Nur der Zug ist kleiner geworden. Moderner, aber dabei gleich dem Sparmaßnahmen angepasst, daher kürzer. Mit „besserer Raumausnutzung“, sprich enger. Über dieses Phänomen der unterschiedlich empfundenen Zugfahrt habe ich lange gegrübelt. Und tatsächlich geht mit Sicherheit ein Teil des veränderten Zeitgefühls darauf zurück, dass das Zufahren deutlich unbequemer geworden ist. Auf sehr vielen Fahrten habe ich schlicht gar nicht mehr den Platz, mein Notebook aufzuklappen. Und selbst wenn, wird man ständig angerempelt oder anderweitig unterbrochen, weil mein Roller, mein Rucksack oder auch nur meine Füße irgendwem im Weg sind. Zugfahren wurde im Wandel der Zeit zu einer richtigen Belastung.

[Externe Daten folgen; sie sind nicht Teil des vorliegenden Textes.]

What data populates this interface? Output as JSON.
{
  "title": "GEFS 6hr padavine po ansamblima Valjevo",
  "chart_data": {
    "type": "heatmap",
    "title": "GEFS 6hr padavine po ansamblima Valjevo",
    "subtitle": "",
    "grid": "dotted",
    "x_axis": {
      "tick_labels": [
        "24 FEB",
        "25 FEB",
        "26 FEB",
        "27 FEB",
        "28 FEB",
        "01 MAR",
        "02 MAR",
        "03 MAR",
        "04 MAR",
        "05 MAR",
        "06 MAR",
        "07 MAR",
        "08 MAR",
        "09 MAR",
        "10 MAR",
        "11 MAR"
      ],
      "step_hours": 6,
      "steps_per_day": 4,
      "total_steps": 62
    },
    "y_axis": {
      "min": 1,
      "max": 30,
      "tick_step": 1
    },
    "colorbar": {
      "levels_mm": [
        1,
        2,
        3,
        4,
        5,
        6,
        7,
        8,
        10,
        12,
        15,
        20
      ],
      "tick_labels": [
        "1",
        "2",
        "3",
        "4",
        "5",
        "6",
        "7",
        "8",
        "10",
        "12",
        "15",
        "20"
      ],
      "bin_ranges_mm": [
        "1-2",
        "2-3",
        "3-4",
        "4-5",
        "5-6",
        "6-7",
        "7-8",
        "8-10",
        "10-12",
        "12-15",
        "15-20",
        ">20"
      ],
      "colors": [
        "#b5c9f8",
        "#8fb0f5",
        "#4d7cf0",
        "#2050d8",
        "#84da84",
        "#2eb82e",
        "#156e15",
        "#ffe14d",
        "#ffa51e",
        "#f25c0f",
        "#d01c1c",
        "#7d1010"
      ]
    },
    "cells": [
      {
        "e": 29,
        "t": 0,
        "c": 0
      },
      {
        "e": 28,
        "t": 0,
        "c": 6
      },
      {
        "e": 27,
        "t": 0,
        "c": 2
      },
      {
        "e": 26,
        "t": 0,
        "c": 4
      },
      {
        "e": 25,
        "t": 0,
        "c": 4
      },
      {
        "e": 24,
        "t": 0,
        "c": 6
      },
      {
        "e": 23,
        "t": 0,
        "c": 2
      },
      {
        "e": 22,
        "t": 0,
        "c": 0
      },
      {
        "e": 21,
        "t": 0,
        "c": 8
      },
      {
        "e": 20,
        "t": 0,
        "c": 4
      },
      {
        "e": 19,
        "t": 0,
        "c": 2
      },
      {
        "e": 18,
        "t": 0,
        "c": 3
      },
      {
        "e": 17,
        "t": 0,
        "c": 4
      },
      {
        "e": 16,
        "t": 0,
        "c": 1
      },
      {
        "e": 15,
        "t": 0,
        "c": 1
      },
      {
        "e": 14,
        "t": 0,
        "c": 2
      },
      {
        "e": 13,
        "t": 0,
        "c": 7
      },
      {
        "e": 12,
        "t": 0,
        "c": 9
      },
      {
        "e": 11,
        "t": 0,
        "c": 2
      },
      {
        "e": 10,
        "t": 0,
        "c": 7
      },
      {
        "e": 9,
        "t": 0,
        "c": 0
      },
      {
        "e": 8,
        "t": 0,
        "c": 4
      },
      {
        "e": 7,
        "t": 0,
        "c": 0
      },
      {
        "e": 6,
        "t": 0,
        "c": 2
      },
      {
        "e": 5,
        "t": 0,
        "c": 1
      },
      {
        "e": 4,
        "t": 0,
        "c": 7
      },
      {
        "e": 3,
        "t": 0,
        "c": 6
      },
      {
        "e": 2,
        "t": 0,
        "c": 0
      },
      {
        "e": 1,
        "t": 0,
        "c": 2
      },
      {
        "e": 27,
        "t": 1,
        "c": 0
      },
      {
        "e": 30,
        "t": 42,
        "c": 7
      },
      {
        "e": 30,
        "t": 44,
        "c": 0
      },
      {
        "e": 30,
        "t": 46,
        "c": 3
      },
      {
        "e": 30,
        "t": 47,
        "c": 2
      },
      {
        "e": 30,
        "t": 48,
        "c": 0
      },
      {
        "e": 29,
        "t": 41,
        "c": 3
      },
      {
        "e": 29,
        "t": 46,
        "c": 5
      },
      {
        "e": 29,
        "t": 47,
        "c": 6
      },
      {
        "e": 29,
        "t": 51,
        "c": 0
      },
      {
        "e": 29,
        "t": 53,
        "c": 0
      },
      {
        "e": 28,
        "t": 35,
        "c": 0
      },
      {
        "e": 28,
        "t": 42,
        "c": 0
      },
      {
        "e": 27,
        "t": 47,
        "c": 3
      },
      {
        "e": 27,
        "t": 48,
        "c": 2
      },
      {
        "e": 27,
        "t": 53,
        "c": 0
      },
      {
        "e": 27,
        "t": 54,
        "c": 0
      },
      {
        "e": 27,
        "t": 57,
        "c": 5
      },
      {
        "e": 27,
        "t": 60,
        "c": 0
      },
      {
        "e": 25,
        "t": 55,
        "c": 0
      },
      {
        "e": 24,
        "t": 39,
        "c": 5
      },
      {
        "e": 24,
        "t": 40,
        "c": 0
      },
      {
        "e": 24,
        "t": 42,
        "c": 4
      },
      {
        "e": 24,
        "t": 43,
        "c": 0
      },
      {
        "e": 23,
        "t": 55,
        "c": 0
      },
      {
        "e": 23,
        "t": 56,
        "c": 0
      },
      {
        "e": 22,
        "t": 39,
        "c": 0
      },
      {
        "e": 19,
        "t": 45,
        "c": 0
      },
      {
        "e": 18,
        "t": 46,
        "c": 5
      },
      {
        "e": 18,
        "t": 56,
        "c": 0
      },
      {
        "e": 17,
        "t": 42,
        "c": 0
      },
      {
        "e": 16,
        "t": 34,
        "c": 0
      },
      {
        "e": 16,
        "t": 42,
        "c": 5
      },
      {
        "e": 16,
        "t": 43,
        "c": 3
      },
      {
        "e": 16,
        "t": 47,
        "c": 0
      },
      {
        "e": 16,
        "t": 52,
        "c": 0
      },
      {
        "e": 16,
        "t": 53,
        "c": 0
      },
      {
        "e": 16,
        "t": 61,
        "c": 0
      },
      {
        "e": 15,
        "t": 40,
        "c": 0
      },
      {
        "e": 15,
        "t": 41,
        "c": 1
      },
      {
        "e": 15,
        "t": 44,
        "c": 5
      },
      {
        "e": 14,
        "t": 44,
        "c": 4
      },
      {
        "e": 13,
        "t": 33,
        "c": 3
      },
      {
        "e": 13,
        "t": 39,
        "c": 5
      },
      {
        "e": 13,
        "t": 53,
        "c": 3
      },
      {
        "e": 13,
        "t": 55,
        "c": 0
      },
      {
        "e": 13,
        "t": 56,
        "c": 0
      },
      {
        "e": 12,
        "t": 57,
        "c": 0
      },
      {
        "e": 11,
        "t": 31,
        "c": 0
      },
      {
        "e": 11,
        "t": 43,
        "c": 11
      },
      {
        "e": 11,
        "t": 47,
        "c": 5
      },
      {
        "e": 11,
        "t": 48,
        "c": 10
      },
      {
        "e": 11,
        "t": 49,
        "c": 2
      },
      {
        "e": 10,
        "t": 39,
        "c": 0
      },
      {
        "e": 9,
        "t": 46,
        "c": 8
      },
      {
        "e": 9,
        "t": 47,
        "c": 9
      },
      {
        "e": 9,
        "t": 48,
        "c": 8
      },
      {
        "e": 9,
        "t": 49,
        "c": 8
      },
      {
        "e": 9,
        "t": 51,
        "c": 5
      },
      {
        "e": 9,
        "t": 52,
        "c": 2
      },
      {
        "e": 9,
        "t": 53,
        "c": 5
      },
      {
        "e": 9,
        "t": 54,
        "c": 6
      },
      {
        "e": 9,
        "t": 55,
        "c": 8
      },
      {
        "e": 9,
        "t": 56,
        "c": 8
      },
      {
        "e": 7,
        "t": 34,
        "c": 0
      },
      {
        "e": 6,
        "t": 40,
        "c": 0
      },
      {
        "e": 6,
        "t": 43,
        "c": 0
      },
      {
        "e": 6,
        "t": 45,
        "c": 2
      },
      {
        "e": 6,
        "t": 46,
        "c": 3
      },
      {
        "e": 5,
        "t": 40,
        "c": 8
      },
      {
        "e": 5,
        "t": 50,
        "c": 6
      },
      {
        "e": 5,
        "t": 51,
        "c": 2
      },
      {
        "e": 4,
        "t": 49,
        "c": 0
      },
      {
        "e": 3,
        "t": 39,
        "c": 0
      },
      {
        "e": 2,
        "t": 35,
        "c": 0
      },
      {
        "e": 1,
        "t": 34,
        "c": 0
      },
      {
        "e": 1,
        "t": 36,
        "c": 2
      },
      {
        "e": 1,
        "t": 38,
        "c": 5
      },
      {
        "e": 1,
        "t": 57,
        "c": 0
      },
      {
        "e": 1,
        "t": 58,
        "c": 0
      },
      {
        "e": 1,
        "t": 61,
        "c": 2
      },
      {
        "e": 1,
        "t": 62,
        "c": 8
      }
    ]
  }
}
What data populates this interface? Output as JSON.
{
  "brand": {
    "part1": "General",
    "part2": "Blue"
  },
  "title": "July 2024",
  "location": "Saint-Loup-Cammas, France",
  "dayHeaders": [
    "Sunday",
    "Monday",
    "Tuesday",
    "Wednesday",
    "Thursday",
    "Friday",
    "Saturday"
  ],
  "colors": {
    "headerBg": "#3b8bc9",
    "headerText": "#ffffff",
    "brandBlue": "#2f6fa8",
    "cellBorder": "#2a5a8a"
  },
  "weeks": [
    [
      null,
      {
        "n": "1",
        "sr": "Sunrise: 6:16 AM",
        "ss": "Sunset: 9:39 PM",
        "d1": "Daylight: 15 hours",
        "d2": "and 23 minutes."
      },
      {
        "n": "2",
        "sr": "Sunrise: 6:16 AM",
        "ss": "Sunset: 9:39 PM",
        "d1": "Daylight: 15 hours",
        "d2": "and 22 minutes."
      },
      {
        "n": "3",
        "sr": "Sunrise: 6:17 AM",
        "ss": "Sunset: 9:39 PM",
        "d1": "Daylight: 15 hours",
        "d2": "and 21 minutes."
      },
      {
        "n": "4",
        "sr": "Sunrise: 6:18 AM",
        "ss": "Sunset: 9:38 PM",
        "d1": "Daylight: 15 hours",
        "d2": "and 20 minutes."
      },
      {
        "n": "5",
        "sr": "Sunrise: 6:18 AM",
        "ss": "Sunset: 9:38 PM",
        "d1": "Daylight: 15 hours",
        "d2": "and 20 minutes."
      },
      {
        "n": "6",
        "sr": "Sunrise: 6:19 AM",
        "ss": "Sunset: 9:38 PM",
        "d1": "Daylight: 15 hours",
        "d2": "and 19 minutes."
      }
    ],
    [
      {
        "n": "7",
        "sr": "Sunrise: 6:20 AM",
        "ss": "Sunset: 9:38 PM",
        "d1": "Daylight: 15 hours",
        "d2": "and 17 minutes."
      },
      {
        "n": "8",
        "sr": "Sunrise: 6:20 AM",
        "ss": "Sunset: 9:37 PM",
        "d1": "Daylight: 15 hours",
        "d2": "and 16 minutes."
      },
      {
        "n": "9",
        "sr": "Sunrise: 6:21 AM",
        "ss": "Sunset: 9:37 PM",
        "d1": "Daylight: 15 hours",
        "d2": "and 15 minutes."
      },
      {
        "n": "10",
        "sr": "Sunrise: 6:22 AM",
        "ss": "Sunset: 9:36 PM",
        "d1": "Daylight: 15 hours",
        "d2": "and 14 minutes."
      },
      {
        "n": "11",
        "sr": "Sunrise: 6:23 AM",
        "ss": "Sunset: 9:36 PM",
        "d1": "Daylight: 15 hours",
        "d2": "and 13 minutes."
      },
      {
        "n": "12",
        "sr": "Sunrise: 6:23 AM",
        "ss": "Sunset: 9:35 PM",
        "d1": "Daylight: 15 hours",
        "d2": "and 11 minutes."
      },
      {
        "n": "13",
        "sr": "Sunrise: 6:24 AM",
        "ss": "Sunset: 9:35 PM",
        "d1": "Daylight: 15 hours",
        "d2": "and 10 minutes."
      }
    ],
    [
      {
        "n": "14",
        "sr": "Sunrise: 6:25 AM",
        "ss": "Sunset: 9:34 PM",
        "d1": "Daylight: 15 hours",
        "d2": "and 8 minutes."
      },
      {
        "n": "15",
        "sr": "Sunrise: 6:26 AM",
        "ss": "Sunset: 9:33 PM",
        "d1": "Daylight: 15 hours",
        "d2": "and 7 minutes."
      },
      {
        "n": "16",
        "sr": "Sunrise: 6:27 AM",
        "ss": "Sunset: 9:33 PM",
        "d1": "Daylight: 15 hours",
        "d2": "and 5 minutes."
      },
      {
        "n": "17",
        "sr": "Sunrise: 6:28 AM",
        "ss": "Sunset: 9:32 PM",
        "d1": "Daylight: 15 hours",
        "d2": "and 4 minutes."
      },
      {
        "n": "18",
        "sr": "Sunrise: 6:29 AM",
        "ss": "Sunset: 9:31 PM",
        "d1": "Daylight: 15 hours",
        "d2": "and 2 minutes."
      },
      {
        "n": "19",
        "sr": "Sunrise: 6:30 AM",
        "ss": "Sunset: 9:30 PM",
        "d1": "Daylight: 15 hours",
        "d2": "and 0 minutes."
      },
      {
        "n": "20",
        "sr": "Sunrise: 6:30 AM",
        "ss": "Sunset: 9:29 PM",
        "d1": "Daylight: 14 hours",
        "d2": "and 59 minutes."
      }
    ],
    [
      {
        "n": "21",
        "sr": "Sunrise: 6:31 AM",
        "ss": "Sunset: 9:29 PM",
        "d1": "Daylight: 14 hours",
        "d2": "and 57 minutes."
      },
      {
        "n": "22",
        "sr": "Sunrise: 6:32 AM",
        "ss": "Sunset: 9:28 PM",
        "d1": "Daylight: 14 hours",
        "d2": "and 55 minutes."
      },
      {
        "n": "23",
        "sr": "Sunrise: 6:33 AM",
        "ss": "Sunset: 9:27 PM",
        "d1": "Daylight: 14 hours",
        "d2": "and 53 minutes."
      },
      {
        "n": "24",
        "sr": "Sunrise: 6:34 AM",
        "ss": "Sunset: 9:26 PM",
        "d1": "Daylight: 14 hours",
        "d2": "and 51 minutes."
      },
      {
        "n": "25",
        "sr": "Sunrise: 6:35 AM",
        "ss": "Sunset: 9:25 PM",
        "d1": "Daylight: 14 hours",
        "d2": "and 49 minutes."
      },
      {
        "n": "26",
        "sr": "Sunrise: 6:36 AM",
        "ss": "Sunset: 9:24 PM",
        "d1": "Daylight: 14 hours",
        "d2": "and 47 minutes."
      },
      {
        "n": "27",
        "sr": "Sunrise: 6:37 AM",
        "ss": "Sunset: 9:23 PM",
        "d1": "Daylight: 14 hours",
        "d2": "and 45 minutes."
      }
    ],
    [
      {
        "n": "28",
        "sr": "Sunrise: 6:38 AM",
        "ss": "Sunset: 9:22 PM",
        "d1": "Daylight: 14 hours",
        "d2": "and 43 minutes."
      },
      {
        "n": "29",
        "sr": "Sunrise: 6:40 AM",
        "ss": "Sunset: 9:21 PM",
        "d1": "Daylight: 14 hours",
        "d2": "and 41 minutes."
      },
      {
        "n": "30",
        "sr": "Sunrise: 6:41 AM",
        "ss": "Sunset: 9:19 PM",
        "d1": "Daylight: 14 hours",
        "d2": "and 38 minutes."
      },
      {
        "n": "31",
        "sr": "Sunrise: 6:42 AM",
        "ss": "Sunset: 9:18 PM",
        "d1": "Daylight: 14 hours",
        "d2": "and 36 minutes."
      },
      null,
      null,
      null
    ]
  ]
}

Eins der Beispiele, mit denen sich dokumentieren lässt, dass „neu“ nicht immer auch „besser“ bedeutet. Ganz im Gegenteil in unserer heutigen, ohnehin nur noch auf Hektik und Egoismus ausgelegten Gesellschaft, fast jede Neuerung einen Einschnitt an Lebensqualität bedeutet. Und nun bin ich ja wahrhaftig kein Traditionalist. Ich stehe in konstantem Disput zu Vertretern jedweder konservativer Weltsicht. Aber meine Auffassung von Weiterentwicklung erwartet dennoch ein Rückbesinnen auf die wahren Werte des Lebens, statt denn einer nackten, zumeist sehr kurzfristigen Befriedigung der individuellen Wünsche.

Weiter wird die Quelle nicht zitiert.